William mi fa subito strada verso il centro della sala. Ovviamente tutti gli ospiti si voltano a guardarci. Riesco persino a immaginare gli stupidi pettegolezzi che li stanno allietando:

"Non ho mai visto la principessa Eleonore ballare. Se ha accettato l'invito del principe, possiamo ben sperare nelle nozze?"

"Possibile che il principe William abbia conquistato il suo cuore? Finalmente qualcuno ce l'ha fatta!"

No e no! Ogni mia azione deve sempre essere analizzata dal resto del mondo come fossi un animale in gabbia da giudicare.

Sussulto sentendo la mano di William sulla schiena spingermi a sé. Mi stringe la destra e afferra l'altra per posarsela sul braccio. Non ho mai permesso a nessun altro di avvicinarsi tanto, detesto essere stata obbligata a farlo. Ha la pelle sudaticcia, una colonia dall'odore nauseante e quel sorriso stampato in faccia che istiga violenza.

Il Direttore d'orchestra agita la bacchetta e la musica da camera cede il posto a un maledetto valzer.

«Tranquilla, Eleonore, se non sai ballare ti conduco io» brontola, rivolgendomi quello che dovrebbe essere uno sguardo sensuale.

Cosa vuoi condurre tu? Ma per favore!

Guardo altrove, affinché non veda il mio disappunto, e incrocio gli occhi di Leon, con le braccia conserte accanto ad Alissa; lei gli parla, ma lui le rivolge soltanto un cenno. A me, invece, riserva uno sguardo carico d'ira.

Alzo gli occhi al cielo. Che situazione del cazzo!

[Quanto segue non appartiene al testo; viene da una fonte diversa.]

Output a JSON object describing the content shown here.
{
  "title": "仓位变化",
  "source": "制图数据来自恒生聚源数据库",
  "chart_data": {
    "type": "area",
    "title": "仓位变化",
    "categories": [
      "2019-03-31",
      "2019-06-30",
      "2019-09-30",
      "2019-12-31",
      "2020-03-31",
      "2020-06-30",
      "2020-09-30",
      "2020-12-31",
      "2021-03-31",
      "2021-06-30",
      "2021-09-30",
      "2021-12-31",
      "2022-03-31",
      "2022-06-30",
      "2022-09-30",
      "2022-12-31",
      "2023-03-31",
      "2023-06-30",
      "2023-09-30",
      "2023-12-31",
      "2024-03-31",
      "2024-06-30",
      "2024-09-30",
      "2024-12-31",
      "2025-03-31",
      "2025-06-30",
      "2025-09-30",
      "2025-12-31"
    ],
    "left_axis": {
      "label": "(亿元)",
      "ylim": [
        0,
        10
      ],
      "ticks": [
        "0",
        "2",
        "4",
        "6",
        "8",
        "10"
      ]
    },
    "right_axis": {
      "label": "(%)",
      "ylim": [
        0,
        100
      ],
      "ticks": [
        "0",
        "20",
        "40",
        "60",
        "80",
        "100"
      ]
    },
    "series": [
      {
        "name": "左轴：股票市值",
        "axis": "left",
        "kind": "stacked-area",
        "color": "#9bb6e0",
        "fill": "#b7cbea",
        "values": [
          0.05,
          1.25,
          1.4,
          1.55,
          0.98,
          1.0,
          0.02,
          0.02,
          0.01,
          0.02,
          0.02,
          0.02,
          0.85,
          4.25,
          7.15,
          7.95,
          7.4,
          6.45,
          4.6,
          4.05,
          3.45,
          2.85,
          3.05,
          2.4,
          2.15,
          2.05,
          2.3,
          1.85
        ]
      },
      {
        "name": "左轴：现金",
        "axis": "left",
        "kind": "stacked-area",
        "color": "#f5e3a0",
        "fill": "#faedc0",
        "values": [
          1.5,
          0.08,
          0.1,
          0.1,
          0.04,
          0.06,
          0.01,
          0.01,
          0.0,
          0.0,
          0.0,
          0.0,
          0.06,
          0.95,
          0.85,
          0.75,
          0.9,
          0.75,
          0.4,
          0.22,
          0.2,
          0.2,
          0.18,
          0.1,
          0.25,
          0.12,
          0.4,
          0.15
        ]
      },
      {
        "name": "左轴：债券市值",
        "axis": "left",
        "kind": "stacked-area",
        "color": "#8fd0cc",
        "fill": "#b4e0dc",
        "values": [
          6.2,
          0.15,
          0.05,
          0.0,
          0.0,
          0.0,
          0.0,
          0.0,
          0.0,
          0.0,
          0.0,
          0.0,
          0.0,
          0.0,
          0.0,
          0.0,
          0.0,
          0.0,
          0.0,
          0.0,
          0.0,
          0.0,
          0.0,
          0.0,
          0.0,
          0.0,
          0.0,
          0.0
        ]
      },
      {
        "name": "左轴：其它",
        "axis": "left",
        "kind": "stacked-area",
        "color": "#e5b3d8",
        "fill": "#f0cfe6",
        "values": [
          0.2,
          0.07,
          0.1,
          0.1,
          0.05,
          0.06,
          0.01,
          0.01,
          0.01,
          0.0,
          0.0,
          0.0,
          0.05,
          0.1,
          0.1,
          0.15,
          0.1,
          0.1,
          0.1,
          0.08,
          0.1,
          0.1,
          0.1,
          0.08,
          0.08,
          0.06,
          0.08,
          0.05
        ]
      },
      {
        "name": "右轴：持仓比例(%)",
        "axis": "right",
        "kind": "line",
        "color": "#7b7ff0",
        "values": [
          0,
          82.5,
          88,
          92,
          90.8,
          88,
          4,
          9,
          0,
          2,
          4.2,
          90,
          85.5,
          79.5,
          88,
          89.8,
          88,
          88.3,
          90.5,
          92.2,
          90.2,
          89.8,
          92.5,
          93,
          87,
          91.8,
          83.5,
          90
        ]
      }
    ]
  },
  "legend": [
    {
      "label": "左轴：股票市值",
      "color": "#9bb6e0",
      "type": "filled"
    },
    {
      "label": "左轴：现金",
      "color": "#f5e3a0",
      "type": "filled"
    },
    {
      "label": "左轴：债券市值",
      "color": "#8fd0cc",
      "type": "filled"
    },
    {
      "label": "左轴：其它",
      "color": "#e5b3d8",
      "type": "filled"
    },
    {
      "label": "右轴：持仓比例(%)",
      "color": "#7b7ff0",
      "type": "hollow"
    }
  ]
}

Grazie a Dio la melodia si conclude. Da brava principessa educata, porgo un inchino a William per ringraziarlo di avermi regalato i cinque minuti più noiosi della mia vita. Sorridendo, chiede di danzare ancora, ma preferirei farmi seppellire in giardino come Beag*, il Levriero irlandese che avevamo un tempo, piuttosto che farmi toccare ancora da quelle mani – sotto gli occhi di Leon, fra l'altro. Rifiuto con garbo – non sia mai che appaia troppo scortese – e mi volto per tornare sul palchetto, dove ho intenzione di restare finché non mi verrà una buona idea per fuggire da qui.

A metà strada vengo fermata da tre gentiluomini in calzamaglia che, dopo essersi presentati, mi invitano a ballare. A causa di William è naturale che si sentano autorizzati a pormi la medesima richiesta, averlo concesso a lui ha creato un precedente. Se dovessi rifiutare corro il rischio che pensino al principe come a un partner speciale e non desidero per alcun motivo che si creda un'idiozia del genere.

Scruto i pretendenti cercando di trattenere l'irritazione. Sospirando, faccio la conta nella mente per sceglierne uno a caso.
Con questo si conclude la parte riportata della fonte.